Evans then points out that there is no parallel between this case and the case of the steel balls, because ex hypothesi the notion of causal antecedents does not enter into the subject's thought at all, but in the case of water, there must be a sense in which the subject realizes that there is some characterization in virtue of which this stuff and that stuff are the same kind of stuff. That is, as soon as we allow the subject in the steel ball case to exploit anything that would distinguish the balls, the case is no longer a counter-example to RP. The point here is that if the ball example is altered so as to make it analogous to the water case, by allowing some notion of the causal antecedents to enter into the subject's thinking about the ball, then the case no longer is a counter-example to RP. (But as I mentioned above, it is not clear that the proponent of PM needs to claim that the ball example needs to be analogous to the water case, for she is presumably happy to say that the subject is in fact thinking of just one of the balls even though this fact is not underwritten by anything the subject has knowledge of or can even articulate — the mere presence of the correct causal genesis of the information.)

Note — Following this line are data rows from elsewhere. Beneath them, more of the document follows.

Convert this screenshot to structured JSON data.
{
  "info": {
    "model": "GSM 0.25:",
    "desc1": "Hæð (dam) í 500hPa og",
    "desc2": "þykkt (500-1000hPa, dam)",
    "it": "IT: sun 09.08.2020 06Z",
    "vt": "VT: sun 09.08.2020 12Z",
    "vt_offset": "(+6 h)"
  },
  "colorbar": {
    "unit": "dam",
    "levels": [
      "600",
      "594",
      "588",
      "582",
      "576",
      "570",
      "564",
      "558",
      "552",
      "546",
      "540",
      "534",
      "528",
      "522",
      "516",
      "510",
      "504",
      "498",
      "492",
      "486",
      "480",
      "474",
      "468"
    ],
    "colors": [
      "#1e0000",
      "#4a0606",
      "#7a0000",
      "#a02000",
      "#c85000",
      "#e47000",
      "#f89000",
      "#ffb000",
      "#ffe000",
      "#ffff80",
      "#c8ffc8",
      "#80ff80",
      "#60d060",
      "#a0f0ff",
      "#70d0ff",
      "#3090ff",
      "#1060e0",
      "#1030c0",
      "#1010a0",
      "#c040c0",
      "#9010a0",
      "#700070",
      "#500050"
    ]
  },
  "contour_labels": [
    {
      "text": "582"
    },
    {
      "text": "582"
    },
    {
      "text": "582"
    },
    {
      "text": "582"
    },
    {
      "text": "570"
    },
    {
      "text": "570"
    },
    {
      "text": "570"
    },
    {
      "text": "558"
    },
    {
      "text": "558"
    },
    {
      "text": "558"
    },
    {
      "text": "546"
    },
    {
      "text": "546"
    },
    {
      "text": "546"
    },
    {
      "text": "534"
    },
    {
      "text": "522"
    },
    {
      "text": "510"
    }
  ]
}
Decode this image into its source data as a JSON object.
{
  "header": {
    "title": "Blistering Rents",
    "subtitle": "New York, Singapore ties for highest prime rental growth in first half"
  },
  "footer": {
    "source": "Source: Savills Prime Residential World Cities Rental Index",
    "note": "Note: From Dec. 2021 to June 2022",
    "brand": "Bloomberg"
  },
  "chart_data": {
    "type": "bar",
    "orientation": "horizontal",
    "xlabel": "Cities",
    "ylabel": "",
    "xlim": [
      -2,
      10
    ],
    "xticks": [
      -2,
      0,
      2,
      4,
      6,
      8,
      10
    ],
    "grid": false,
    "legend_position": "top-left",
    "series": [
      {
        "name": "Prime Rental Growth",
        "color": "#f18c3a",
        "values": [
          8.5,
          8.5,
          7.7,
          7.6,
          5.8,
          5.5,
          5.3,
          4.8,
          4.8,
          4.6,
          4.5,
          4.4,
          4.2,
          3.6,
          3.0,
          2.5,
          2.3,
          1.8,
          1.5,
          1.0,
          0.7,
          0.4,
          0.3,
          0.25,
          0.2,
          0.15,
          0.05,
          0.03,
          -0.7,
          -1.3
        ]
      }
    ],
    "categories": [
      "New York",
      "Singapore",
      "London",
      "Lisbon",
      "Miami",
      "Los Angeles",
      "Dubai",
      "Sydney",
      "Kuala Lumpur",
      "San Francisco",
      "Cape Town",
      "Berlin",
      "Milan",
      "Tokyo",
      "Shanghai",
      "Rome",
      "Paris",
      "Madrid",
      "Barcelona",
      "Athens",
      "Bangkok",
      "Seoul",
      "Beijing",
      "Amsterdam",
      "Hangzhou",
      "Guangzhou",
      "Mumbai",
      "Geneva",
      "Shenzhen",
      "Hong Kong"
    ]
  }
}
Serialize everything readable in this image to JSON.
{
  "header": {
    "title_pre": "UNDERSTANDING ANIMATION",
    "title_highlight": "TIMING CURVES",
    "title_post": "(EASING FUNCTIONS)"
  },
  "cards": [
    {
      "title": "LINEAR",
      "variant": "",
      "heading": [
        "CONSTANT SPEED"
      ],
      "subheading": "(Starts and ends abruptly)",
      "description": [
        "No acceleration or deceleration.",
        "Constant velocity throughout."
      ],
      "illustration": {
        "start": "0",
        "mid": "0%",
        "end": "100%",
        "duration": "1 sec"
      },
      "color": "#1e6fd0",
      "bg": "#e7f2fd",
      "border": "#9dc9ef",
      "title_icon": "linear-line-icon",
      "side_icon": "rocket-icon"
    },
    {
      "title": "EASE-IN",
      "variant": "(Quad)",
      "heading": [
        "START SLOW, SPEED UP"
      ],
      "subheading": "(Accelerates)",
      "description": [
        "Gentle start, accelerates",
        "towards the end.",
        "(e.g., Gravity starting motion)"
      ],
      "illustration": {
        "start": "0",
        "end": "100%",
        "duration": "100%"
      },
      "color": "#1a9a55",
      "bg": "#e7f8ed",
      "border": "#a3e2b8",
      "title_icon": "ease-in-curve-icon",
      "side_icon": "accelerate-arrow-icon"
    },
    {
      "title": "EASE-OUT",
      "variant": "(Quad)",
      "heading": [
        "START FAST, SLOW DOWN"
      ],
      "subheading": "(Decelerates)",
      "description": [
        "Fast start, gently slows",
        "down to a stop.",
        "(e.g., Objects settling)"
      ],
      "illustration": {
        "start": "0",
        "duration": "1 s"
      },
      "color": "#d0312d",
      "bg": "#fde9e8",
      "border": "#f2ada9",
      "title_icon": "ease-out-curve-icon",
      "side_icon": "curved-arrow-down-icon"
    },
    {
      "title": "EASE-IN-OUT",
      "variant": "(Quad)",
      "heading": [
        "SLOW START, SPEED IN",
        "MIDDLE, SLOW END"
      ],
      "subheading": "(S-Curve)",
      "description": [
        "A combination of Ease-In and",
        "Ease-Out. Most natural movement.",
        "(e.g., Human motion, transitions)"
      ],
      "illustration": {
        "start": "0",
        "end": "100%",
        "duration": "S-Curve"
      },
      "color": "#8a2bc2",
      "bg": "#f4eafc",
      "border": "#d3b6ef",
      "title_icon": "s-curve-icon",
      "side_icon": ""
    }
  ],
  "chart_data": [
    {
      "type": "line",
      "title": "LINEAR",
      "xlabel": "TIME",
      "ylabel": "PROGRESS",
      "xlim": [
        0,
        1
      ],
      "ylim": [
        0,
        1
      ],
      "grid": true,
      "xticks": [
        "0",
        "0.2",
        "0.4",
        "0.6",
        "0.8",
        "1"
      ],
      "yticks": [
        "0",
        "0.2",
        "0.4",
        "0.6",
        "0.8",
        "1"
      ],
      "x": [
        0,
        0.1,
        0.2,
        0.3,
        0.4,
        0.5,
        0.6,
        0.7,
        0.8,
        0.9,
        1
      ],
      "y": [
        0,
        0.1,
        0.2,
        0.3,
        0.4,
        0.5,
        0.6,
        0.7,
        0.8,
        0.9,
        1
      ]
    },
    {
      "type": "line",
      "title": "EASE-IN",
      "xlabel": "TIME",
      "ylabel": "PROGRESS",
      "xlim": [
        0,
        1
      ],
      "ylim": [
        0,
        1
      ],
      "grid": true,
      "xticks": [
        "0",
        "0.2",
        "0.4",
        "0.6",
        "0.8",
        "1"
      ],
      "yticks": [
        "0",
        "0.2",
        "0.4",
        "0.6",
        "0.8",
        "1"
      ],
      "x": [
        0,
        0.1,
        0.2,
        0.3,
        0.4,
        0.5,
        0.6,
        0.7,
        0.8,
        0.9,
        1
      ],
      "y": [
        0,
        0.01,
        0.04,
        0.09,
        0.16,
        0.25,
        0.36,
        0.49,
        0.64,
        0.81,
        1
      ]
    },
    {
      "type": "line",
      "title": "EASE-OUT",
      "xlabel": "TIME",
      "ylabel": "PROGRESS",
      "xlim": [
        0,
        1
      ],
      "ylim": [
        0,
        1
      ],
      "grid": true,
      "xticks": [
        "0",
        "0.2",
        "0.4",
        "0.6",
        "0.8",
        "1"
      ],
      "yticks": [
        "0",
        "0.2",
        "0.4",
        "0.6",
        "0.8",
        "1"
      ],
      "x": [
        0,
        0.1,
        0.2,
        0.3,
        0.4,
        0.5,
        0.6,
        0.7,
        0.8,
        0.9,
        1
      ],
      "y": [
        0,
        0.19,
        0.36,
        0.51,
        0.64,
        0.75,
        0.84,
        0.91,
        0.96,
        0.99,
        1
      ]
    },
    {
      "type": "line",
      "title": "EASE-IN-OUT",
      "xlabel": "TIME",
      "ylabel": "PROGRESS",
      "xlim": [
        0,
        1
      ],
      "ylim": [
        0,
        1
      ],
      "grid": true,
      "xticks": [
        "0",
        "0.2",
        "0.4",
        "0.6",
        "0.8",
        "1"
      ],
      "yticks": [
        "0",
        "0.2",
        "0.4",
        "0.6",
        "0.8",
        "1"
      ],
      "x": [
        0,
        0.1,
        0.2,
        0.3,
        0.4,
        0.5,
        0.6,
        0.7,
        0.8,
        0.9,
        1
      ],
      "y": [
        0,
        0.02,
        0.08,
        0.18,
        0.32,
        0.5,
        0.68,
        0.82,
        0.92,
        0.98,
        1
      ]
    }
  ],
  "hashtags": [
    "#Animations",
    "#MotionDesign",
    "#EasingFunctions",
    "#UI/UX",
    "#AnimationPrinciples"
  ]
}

Finally Evans addresses the following adversarial line of thought (from the top of p. 118): The verificationists have given an analysis of what it is to know the truth conditions of a proposition. Their answer seems to be about the best one going. Nonetheless, they have difficulties with certain things, such as space, time, theoretical entities like neutrinos, etc. Given that there are things like time and neutrinos that we have to admit that we have knowledge of in spite of the fact that we cannot give an account of what it is to know the truth conditions of propositions involving reference to such entities, we may as well also drop the requirement that understanding a sentence with suitable singular terms requires the audience to know which object is in question. In short, since we have to give up the idea that we have knowledge of truth conditions anyway, why not just drop Russell's Principle?
Evans' response is that just because there are some things which are difficult for the verificationist, it does not follow that we can just give up and drop all empirical constraints on thought. Our move away from verificationism need not require moving this far. He points out that the case of knowing which object is in question is disanalogous to the cases that trouble verificationism. These cases fall into two classes: on the one hand our concepts of space, time and matter; and on the other, concepts supported by specific empirical theories. He claims that the case of the steel balls cannot be assimilated to either. It cannot be assimilated to the case of theoretical knowledge, because there is no theory. And it cannot be likened to the case of the verification transcendence of space, time, and matter (our conception of an objective world). Evans concludes that the case is not like the others whose existence is undeniable. Furthermore, as he has shown, treating the PM answer as a case of knowing which object is in question is inconsistent with the correct notion that knowledge must consist in capacities that the subject has, and thus would involve an overthrow of any reasonable account of concept possession.
In the next chapter, Evans will explain why it seems natural to say that the subject was thinking of just one of the balls, even though he was not. This explanation will take much of the motivation from the photograph model's sails.